Ms Mwende Mwinzi, who has all but passed the parliamentary vetting for the position of Kenya's High Commissioner to Seoul, South Korea, now faces a tough choice.
She can either renounce her US citizenship and take up the job or forget about the prestigious appointment.
Section 31 (1) of the Leadership and Integrity Act provides that a State officer who acquires dual citizenship shall lose the position.
Subsection two says that a person who holds dual citizenship shall, upon election or appointment to a State office, not take office before officially renouncing their other citizenship in accordance with the provisions of the Kenya Citizenship and Immigration Act.
On Monday, the National Assembly Defence and Foreign Relations Committee, which vetted seven nominees last week, presented its report to the House recommending the appointment of the nominees but with a disclaimer on Ms Mwinzi’s approval.
“The committee recommends that Ms Mwinzi be appointed subject to renouncing her US citizenship,” said the committee chairman, Mr Katoo Ole Metito (Kajiado South MP).
The House is expected to vote on the report on Wednesday, either approving or rejecting it.
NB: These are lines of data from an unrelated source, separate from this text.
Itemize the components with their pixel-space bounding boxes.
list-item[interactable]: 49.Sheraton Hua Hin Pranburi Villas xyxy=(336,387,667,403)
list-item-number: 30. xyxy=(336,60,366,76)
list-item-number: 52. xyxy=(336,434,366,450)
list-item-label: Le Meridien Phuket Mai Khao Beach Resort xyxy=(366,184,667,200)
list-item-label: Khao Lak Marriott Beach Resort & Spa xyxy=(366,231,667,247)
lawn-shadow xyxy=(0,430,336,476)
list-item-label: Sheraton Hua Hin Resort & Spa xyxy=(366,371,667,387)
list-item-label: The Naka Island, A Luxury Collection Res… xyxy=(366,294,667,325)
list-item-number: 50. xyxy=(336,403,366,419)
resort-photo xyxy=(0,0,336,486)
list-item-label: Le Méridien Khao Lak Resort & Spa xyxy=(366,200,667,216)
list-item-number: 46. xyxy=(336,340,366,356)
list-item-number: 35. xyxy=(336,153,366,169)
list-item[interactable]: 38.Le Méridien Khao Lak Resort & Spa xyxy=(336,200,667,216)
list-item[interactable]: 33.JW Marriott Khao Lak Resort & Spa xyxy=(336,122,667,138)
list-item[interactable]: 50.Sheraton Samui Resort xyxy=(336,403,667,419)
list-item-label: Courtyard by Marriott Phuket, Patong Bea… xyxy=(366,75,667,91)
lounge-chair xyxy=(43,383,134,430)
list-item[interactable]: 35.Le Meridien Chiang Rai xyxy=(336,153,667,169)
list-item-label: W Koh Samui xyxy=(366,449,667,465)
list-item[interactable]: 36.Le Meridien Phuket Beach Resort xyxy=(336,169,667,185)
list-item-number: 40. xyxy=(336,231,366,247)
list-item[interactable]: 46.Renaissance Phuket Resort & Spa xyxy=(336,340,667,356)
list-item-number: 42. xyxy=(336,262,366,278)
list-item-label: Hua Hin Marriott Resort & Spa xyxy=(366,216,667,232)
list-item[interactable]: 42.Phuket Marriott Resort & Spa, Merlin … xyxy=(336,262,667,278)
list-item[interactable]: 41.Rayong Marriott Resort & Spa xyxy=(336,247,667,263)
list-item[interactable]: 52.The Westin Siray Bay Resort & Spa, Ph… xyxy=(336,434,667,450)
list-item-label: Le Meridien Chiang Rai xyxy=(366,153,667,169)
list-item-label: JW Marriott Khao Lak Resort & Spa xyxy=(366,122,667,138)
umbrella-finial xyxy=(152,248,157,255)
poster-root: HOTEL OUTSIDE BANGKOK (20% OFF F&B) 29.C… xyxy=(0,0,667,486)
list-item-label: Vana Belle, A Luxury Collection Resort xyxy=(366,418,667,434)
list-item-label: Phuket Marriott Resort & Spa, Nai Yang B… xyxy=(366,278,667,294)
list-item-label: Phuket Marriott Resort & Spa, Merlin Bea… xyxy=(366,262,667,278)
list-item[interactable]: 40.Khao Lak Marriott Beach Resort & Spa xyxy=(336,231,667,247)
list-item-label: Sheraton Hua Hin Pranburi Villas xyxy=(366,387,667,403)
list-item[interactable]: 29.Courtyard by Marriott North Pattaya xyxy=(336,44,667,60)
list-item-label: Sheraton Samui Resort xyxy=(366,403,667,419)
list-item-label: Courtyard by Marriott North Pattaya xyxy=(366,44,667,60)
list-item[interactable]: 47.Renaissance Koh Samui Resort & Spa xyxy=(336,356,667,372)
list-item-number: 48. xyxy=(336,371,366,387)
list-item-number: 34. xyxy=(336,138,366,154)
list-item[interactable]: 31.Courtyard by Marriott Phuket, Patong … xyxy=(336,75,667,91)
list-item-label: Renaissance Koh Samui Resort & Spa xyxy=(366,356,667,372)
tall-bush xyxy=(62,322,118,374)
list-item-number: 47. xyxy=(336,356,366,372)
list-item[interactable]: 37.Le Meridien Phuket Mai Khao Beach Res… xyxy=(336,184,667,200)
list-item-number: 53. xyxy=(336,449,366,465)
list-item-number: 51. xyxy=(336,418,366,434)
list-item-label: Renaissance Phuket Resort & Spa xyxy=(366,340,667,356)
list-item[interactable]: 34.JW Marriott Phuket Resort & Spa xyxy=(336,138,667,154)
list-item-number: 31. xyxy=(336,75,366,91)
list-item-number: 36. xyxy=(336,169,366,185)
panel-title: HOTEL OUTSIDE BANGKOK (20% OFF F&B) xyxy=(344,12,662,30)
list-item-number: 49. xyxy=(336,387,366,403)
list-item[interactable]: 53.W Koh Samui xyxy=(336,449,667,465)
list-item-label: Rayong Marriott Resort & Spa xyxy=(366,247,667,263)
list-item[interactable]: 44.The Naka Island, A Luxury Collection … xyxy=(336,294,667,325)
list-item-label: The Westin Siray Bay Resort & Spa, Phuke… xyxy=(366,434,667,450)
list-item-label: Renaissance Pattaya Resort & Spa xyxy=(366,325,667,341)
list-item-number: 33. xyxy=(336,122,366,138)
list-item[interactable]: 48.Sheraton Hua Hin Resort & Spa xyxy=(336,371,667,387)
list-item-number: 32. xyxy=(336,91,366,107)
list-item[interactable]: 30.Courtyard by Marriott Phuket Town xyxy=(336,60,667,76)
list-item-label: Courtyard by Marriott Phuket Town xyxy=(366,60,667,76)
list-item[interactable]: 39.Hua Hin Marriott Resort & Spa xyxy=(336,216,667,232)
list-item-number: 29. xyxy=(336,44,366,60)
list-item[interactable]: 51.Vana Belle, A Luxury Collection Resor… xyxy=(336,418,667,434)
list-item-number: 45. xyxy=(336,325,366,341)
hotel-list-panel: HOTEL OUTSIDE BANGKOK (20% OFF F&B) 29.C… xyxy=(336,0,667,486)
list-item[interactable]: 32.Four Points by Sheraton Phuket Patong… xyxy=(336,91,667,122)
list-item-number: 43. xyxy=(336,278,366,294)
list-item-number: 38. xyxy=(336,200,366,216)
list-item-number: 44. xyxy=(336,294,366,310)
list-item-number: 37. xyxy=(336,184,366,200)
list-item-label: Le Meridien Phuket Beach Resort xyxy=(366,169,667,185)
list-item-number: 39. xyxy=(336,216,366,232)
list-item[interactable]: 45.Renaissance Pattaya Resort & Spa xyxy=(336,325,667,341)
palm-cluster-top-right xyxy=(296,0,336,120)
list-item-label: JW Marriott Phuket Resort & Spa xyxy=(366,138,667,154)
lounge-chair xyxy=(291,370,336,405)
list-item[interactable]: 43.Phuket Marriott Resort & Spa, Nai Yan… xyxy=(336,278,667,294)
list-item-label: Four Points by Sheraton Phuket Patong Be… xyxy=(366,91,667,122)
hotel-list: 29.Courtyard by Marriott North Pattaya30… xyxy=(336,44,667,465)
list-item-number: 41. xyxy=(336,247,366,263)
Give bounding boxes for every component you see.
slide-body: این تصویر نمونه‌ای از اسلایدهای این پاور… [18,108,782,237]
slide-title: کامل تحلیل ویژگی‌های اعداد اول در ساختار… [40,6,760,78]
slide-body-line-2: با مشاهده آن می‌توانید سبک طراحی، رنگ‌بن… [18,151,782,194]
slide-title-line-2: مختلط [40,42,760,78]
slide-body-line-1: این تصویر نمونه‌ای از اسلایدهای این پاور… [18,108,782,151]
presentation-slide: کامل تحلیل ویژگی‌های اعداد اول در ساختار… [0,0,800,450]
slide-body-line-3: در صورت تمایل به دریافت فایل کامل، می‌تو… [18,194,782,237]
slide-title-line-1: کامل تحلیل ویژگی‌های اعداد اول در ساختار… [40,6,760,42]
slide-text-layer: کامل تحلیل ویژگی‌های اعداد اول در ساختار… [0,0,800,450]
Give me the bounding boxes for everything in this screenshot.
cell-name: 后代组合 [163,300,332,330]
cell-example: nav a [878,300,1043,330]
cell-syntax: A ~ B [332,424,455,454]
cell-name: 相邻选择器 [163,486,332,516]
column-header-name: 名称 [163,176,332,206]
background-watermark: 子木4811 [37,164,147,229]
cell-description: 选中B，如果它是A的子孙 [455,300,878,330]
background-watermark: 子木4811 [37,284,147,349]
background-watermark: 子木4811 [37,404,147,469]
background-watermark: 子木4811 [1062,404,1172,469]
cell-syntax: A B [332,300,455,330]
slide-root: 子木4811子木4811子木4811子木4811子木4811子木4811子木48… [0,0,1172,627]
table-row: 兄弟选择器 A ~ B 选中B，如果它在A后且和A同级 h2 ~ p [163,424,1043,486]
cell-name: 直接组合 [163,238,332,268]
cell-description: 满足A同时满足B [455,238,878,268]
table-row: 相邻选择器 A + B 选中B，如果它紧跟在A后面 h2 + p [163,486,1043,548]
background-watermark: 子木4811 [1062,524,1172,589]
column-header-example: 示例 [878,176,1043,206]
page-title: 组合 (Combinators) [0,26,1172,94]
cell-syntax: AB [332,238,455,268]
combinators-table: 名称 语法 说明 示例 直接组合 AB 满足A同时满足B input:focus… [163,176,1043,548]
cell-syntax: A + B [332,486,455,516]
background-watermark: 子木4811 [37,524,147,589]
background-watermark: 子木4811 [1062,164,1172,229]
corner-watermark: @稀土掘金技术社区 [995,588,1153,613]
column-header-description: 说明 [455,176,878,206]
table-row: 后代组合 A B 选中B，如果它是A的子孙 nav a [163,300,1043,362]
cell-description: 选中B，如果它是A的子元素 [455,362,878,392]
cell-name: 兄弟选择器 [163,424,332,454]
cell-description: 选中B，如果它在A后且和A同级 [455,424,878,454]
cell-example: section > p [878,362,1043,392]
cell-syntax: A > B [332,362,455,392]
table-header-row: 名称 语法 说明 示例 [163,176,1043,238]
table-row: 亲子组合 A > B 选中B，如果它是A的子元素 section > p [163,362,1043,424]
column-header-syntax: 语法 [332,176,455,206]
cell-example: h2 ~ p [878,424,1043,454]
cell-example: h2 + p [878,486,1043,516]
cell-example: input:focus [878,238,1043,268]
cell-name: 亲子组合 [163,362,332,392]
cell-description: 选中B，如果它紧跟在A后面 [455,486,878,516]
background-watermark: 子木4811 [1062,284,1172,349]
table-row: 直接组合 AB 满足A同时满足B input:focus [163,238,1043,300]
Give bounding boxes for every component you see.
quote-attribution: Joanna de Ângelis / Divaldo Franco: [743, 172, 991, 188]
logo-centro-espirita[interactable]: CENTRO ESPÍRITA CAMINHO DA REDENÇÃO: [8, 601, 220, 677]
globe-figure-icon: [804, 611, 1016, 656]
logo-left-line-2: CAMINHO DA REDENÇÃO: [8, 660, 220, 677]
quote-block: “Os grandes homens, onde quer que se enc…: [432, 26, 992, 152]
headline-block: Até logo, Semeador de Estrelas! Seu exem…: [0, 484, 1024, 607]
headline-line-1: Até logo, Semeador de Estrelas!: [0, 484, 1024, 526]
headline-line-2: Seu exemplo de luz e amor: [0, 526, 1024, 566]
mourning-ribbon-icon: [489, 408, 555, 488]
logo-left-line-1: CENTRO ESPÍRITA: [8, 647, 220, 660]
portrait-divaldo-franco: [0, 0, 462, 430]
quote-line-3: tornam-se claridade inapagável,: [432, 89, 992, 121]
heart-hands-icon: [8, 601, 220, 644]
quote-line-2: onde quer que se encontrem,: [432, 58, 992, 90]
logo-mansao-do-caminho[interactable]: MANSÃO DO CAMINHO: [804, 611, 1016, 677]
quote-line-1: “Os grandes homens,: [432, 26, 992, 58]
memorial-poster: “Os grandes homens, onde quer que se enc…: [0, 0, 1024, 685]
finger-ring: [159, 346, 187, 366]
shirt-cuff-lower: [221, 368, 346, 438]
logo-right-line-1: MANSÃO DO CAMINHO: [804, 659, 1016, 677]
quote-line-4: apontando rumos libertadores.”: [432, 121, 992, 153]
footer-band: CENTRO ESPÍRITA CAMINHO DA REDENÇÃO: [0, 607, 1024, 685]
If approved, the names will be taken to the President for formal appointment.
During the vetting last week, Mr Metito said that the matter of Ms Mwinzi would set a precedent after she admitted that she was also a US citizen.
Ms Mwinzi told the team she had no powers to choose where to be born.
“I was born in the US but I belong to Kenya. You can choose where to belong but you cannot choose where to be born,” Ms Mwinzi said.
Also recommended for appointment is Mr Michael Mubea (Dublin- Ireland).
The others are Mr Kariuki Mugwe (Abu Dhabi), Mr Peter Angore (Algiers, Algeria), Ms Flora Karugu (Lusaka, Zambia), Ms Diana Kiambuthi (Stockholm, Sweden) and Ms Njambi Kinyungu (Un-Habitat).